LLM fine-tuning (Phase 1 - fully supported):
"Fine-tune Llama 3 8B on the alpaca dataset with LoRA" "Train a 70B model on my custom data — I have about 100K examples" "What's the cheapest way to fine-tune Mistral 7B?"
Inference (Phase 1 - fully supported):
"Serve Llama 3 70B for my team" "Set up vLLM for Mixtral 8x22B" "I need a local API for code generation"
General research computing (future phases):
"Run a 16-node MPI job for my CFD simulation" "Set up a Jupyter server with 2 A100s for the team" "Process 200GB of genomic data with custom Python pipeline" "Train a computer vision model on ImageNet"

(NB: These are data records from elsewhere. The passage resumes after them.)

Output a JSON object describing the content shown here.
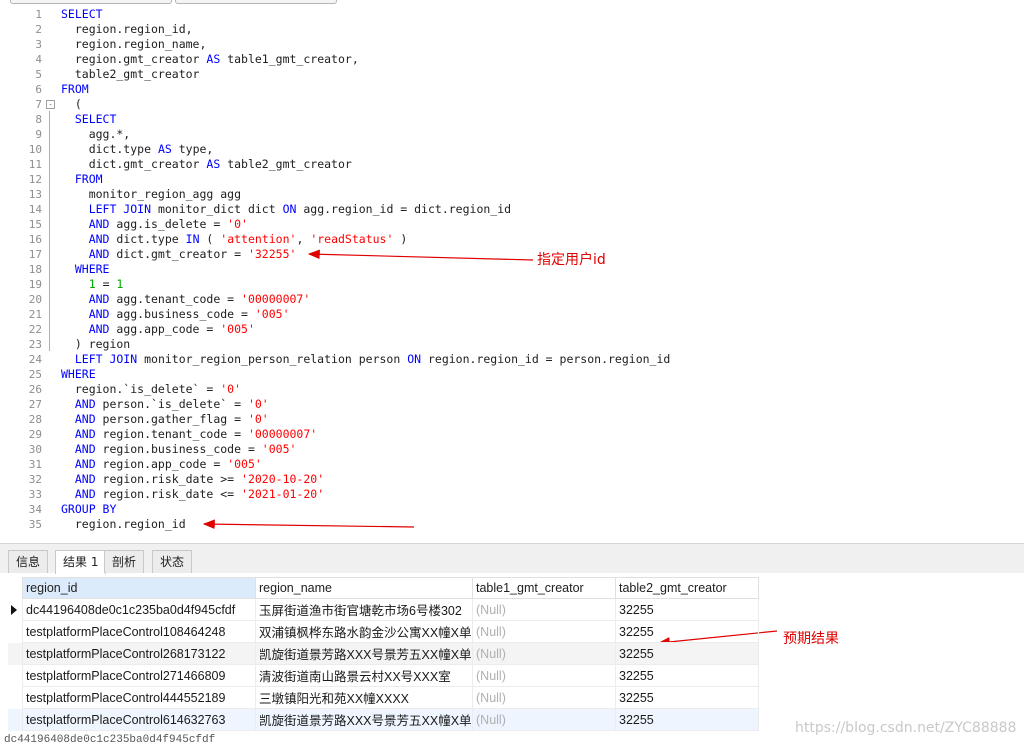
{
  "editor": {
    "lines": [
      {
        "n": "1",
        "tokens": [
          {
            "t": "SELECT",
            "c": "kw"
          }
        ]
      },
      {
        "n": "2",
        "tokens": [
          {
            "t": "  region.region_id,",
            "c": ""
          }
        ]
      },
      {
        "n": "3",
        "tokens": [
          {
            "t": "  region.region_name,",
            "c": ""
          }
        ]
      },
      {
        "n": "4",
        "tokens": [
          {
            "t": "  region.gmt_creator ",
            "c": ""
          },
          {
            "t": "AS",
            "c": "kw"
          },
          {
            "t": " table1_gmt_creator,",
            "c": ""
          }
        ]
      },
      {
        "n": "5",
        "tokens": [
          {
            "t": "  table2_gmt_creator",
            "c": ""
          }
        ]
      },
      {
        "n": "6",
        "tokens": [
          {
            "t": "FROM",
            "c": "kw"
          }
        ]
      },
      {
        "n": "7",
        "tokens": [
          {
            "t": "  (",
            "c": ""
          }
        ],
        "fold": "-"
      },
      {
        "n": "8",
        "tokens": [
          {
            "t": "  SELECT",
            "c": "kw"
          }
        ]
      },
      {
        "n": "9",
        "tokens": [
          {
            "t": "    agg.*,",
            "c": ""
          }
        ]
      },
      {
        "n": "10",
        "tokens": [
          {
            "t": "    dict.type ",
            "c": ""
          },
          {
            "t": "AS",
            "c": "kw"
          },
          {
            "t": " type,",
            "c": ""
          }
        ]
      },
      {
        "n": "11",
        "tokens": [
          {
            "t": "    dict.gmt_creator ",
            "c": ""
          },
          {
            "t": "AS",
            "c": "kw"
          },
          {
            "t": " table2_gmt_creator",
            "c": ""
          }
        ]
      },
      {
        "n": "12",
        "tokens": [
          {
            "t": "  FROM",
            "c": "kw"
          }
        ]
      },
      {
        "n": "13",
        "tokens": [
          {
            "t": "    monitor_region_agg agg",
            "c": ""
          }
        ]
      },
      {
        "n": "14",
        "tokens": [
          {
            "t": "    LEFT JOIN",
            "c": "kw"
          },
          {
            "t": " monitor_dict dict ",
            "c": ""
          },
          {
            "t": "ON",
            "c": "kw"
          },
          {
            "t": " agg.region_id = dict.region_id",
            "c": ""
          }
        ]
      },
      {
        "n": "15",
        "tokens": [
          {
            "t": "    AND",
            "c": "kw"
          },
          {
            "t": " agg.is_delete = ",
            "c": ""
          },
          {
            "t": "'0'",
            "c": "str"
          }
        ]
      },
      {
        "n": "16",
        "tokens": [
          {
            "t": "    AND",
            "c": "kw"
          },
          {
            "t": " dict.type ",
            "c": ""
          },
          {
            "t": "IN",
            "c": "kw"
          },
          {
            "t": " ( ",
            "c": ""
          },
          {
            "t": "'attention'",
            "c": "str"
          },
          {
            "t": ", ",
            "c": ""
          },
          {
            "t": "'readStatus'",
            "c": "str"
          },
          {
            "t": " )",
            "c": ""
          }
        ]
      },
      {
        "n": "17",
        "tokens": [
          {
            "t": "    AND",
            "c": "kw"
          },
          {
            "t": " dict.gmt_creator = ",
            "c": ""
          },
          {
            "t": "'32255'",
            "c": "str"
          }
        ]
      },
      {
        "n": "18",
        "tokens": [
          {
            "t": "  WHERE",
            "c": "kw"
          }
        ]
      },
      {
        "n": "19",
        "tokens": [
          {
            "t": "    ",
            "c": ""
          },
          {
            "t": "1",
            "c": "num"
          },
          {
            "t": " = ",
            "c": ""
          },
          {
            "t": "1",
            "c": "num"
          }
        ]
      },
      {
        "n": "20",
        "tokens": [
          {
            "t": "    AND",
            "c": "kw"
          },
          {
            "t": " agg.tenant_code = ",
            "c": ""
          },
          {
            "t": "'00000007'",
            "c": "str"
          }
        ]
      },
      {
        "n": "21",
        "tokens": [
          {
            "t": "    AND",
            "c": "kw"
          },
          {
            "t": " agg.business_code = ",
            "c": ""
          },
          {
            "t": "'005'",
            "c": "str"
          }
        ]
      },
      {
        "n": "22",
        "tokens": [
          {
            "t": "    AND",
            "c": "kw"
          },
          {
            "t": " agg.app_code = ",
            "c": ""
          },
          {
            "t": "'005'",
            "c": "str"
          }
        ]
      },
      {
        "n": "23",
        "tokens": [
          {
            "t": "  ) region",
            "c": ""
          }
        ]
      },
      {
        "n": "24",
        "tokens": [
          {
            "t": "  LEFT JOIN",
            "c": "kw"
          },
          {
            "t": " monitor_region_person_relation person ",
            "c": ""
          },
          {
            "t": "ON",
            "c": "kw"
          },
          {
            "t": " region.region_id = person.region_id",
            "c": ""
          }
        ]
      },
      {
        "n": "25",
        "tokens": [
          {
            "t": "WHERE",
            "c": "kw"
          }
        ]
      },
      {
        "n": "26",
        "tokens": [
          {
            "t": "  region.`is_delete` = ",
            "c": ""
          },
          {
            "t": "'0'",
            "c": "str"
          }
        ]
      },
      {
        "n": "27",
        "tokens": [
          {
            "t": "  AND",
            "c": "kw"
          },
          {
            "t": " person.`is_delete` = ",
            "c": ""
          },
          {
            "t": "'0'",
            "c": "str"
          }
        ]
      },
      {
        "n": "28",
        "tokens": [
          {
            "t": "  AND",
            "c": "kw"
          },
          {
            "t": " person.gather_flag = ",
            "c": ""
          },
          {
            "t": "'0'",
            "c": "str"
          }
        ]
      },
      {
        "n": "29",
        "tokens": [
          {
            "t": "  AND",
            "c": "kw"
          },
          {
            "t": " region.tenant_code = ",
            "c": ""
          },
          {
            "t": "'00000007'",
            "c": "str"
          }
        ]
      },
      {
        "n": "30",
        "tokens": [
          {
            "t": "  AND",
            "c": "kw"
          },
          {
            "t": " region.business_code = ",
            "c": ""
          },
          {
            "t": "'005'",
            "c": "str"
          }
        ]
      },
      {
        "n": "31",
        "tokens": [
          {
            "t": "  AND",
            "c": "kw"
          },
          {
            "t": " region.app_code = ",
            "c": ""
          },
          {
            "t": "'005'",
            "c": "str"
          }
        ]
      },
      {
        "n": "32",
        "tokens": [
          {
            "t": "  AND",
            "c": "kw"
          },
          {
            "t": " region.risk_date >= ",
            "c": ""
          },
          {
            "t": "'2020-10-20'",
            "c": "str"
          }
        ]
      },
      {
        "n": "33",
        "tokens": [
          {
            "t": "  AND",
            "c": "kw"
          },
          {
            "t": " region.risk_date <= ",
            "c": ""
          },
          {
            "t": "'2021-01-20'",
            "c": "str"
          }
        ]
      },
      {
        "n": "34",
        "tokens": [
          {
            "t": "GROUP BY",
            "c": "kw"
          }
        ]
      },
      {
        "n": "35",
        "tokens": [
          {
            "t": "  region.region_id",
            "c": ""
          }
        ]
      }
    ]
  },
  "annotations": {
    "user_id_note": "指定用户id",
    "expected_note": "预期结果"
  },
  "tabs": [
    {
      "label": "信息",
      "active": false
    },
    {
      "label": "结果 1",
      "active": true
    },
    {
      "label": "剖析",
      "active": false
    },
    {
      "label": "状态",
      "active": false
    }
  ],
  "results": {
    "columns": [
      "region_id",
      "region_name",
      "table1_gmt_creator",
      "table2_gmt_creator"
    ],
    "rows": [
      [
        "dc44196408de0c1c235ba0d4f945cfdf",
        "玉屏街道渔市街官塘乾市场6号楼302",
        "(Null)",
        "32255"
      ],
      [
        "testplatformPlaceControl108464248",
        "双浦镇枫桦东路水韵金沙公寓XX幢X单元",
        "(Null)",
        "32255"
      ],
      [
        "testplatformPlaceControl268173122",
        "凯旋街道景芳路XXX号景芳五XX幢X单元",
        "(Null)",
        "32255"
      ],
      [
        "testplatformPlaceControl271466809",
        "清波街道南山路景云村XX号XXX室",
        "(Null)",
        "32255"
      ],
      [
        "testplatformPlaceControl444552189",
        "三墩镇阳光和苑XX幢XXXX",
        "(Null)",
        "32255"
      ],
      [
        "testplatformPlaceControl614632763",
        "凯旋街道景芳路XXX号景芳五XX幢X单元",
        "(Null)",
        "32255"
      ]
    ]
  },
  "bottom_text": "dc44196408de0c1c235ba0d4f945cfdf",
  "watermark": "https://blog.csdn.net/ZYC88888",
  "colors": {
    "keyword": "#0000ff",
    "string": "#ff0000",
    "number": "#00aa00",
    "annotation": "#e00000"
  }
}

Cluster operations (all phases):
"Check my jobs" "What partitions are available?" "Show me the last 50 lines of job 12345's output"

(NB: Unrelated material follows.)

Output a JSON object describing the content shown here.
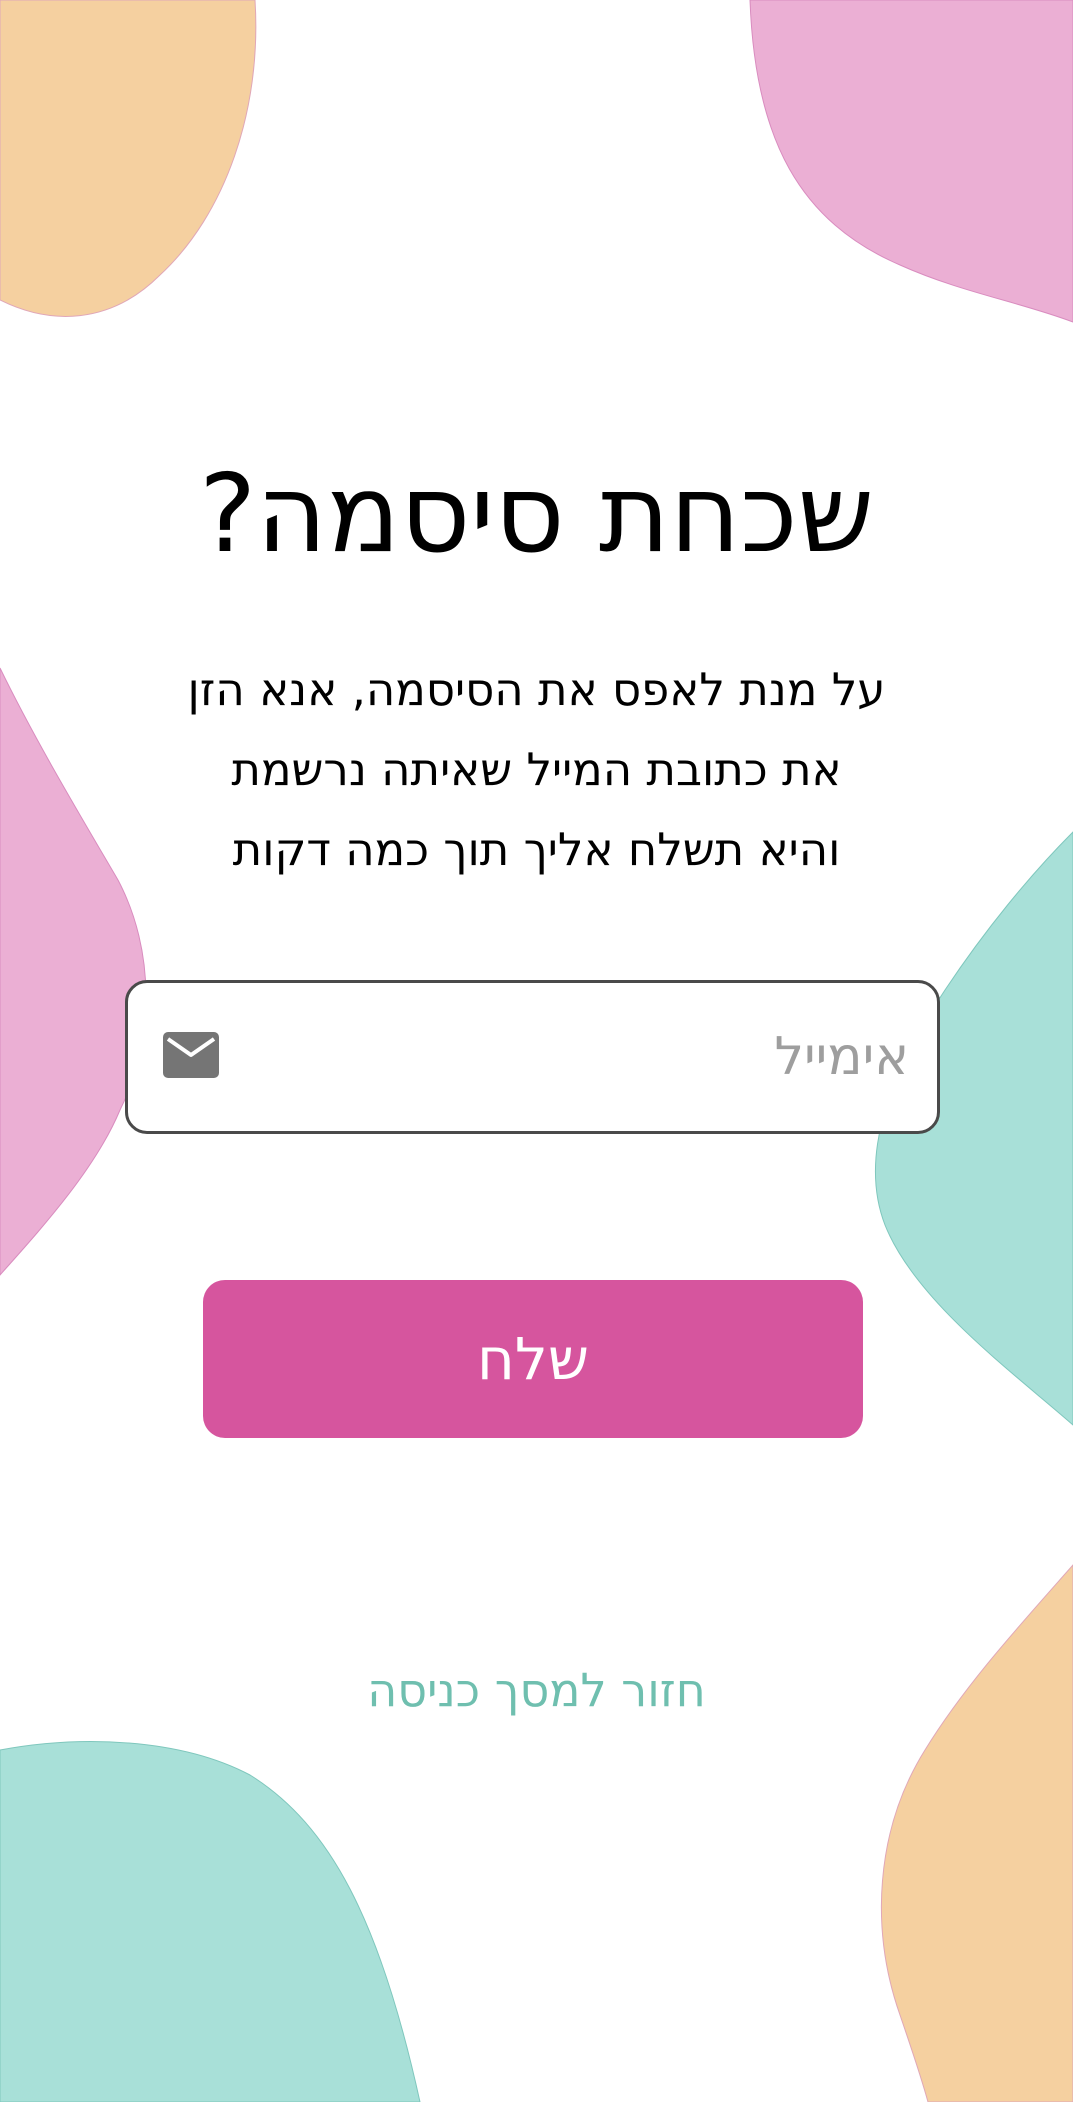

Wiki operations (all phases):
"Ingest raw/docs/new-paper.md" "What do we know about DeepSpeed ZeRO-3?" "Lint the wiki"
- You ask in natural language
- Agent searches wiki for existing knowledge
- Agent asks clarifying questions if needed
- Generates Slurm script or executes cluster command
- Requests permission (Tier 1/2 tools only)
- Submits and monitors job on Betty
- Files results to wiki experiment page
All cluster commands run over SSH using your authenticated ControlMaster session. The agent never stores credentials — it inherits your Kerberos ticket.
parcc1/
├── .claude/agents/betty-ai.md Agent definition (CLI mode)

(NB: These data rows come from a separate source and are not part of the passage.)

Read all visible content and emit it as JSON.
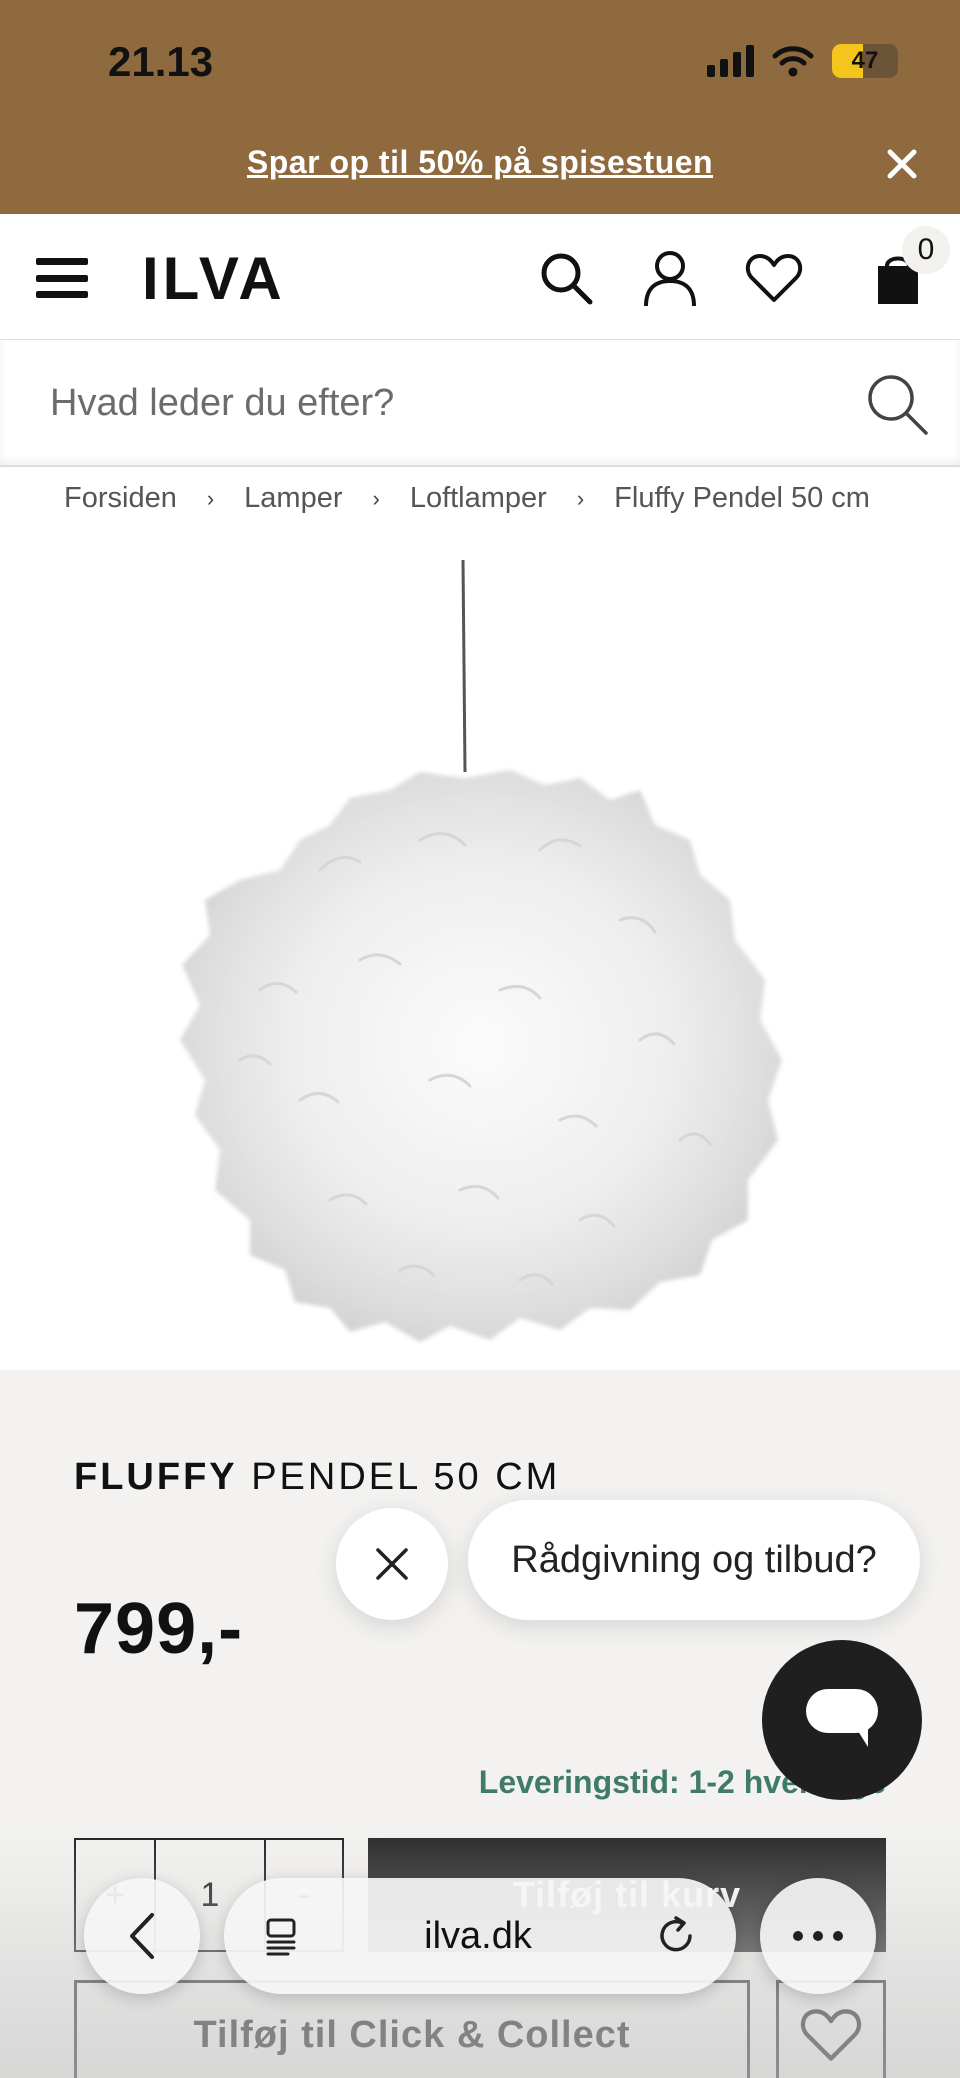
{
  "status_bar": {
    "time": "21.13",
    "battery": "47",
    "battery_level": 0.47
  },
  "promo": {
    "text": "Spar op til 50% på spisestuen"
  },
  "header": {
    "logo": "ILVA",
    "cart_count": "0"
  },
  "search": {
    "placeholder": "Hvad leder du efter?"
  },
  "breadcrumb": [
    "Forsiden",
    "Lamper",
    "Loftlamper",
    "Fluffy Pendel 50 cm"
  ],
  "product": {
    "title_bold": "FLUFFY",
    "title_rest": " PENDEL 50 CM",
    "price": "799,-",
    "delivery": "Leveringstid: 1-2 hverdage",
    "quantity": "1",
    "qty_minus": "-",
    "qty_plus": "+",
    "buy_label": "Tilføj til kurv",
    "click_collect_label": "Tilføj til Click & Collect"
  },
  "chat": {
    "prompt": "Rådgivning og tilbud?"
  },
  "browser": {
    "url": "ilva.dk"
  },
  "colors": {
    "promo_bg": "#8e6a3e",
    "delivery": "#3f7a6a",
    "buy_bg": "#2b2b2b",
    "panel_bg": "#f3f2f0"
  }
}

├── CLAUDE.md Cluster access + agent overview
├── PROJECT.md Per-project context template
│
├── betty-ai/ Python brain: configs, templates, calculators
│ ├── models/
│ │ ├── model_registry.yaml Model VRAM/resource database
│ │ └── gpu_calculator.py Resource allocation calculator
│ ├── templates/ Slurm, DeepSpeed, training script templates
│ │ ├── slurm/ Batch job templates
│ │ ├── deepspeed/ DeepSpeed config templates
│ │ ├── training/ Training script templates
│ │ └── conda/ Conda environment templates
│ ├── configs/
│ │ ├── betty_cluster.yaml Machine-readable cluster specs
│ │ ├── defaults.yaml Default behaviors
│ │ └── team.yaml.example Per-user config template
│ └── scripts/
│ ├── setup_env.sh Environment setup
│ ├── setup_hf_cache.sh HuggingFace cache config
│ ├── check_env.sh Environment sanity check
│ └── litellm_chat.py LiteLLM CLI test tool
│
├── betty-ai-web/ Next.js 15 + React 19 web GUI
│ ├── src/
│ │ ├── app/ Next.js app router
│ │ │ ├── api/chat/route.ts SSE chat endpoint
│ │ │ └── page.tsx Split layout: chat | terminal
│ │ ├── agent/
│ │ │ ├── server.ts Agent SDK runtime
│ │ │ ├── system-prompt.ts Agent persona/instructions
│ │ │ ├── knowledge/loader.ts Wiki index loader
│ │ │ ├── cluster/
│ │ │ │ ├── ssh.ts SSH transport (ControlMaster)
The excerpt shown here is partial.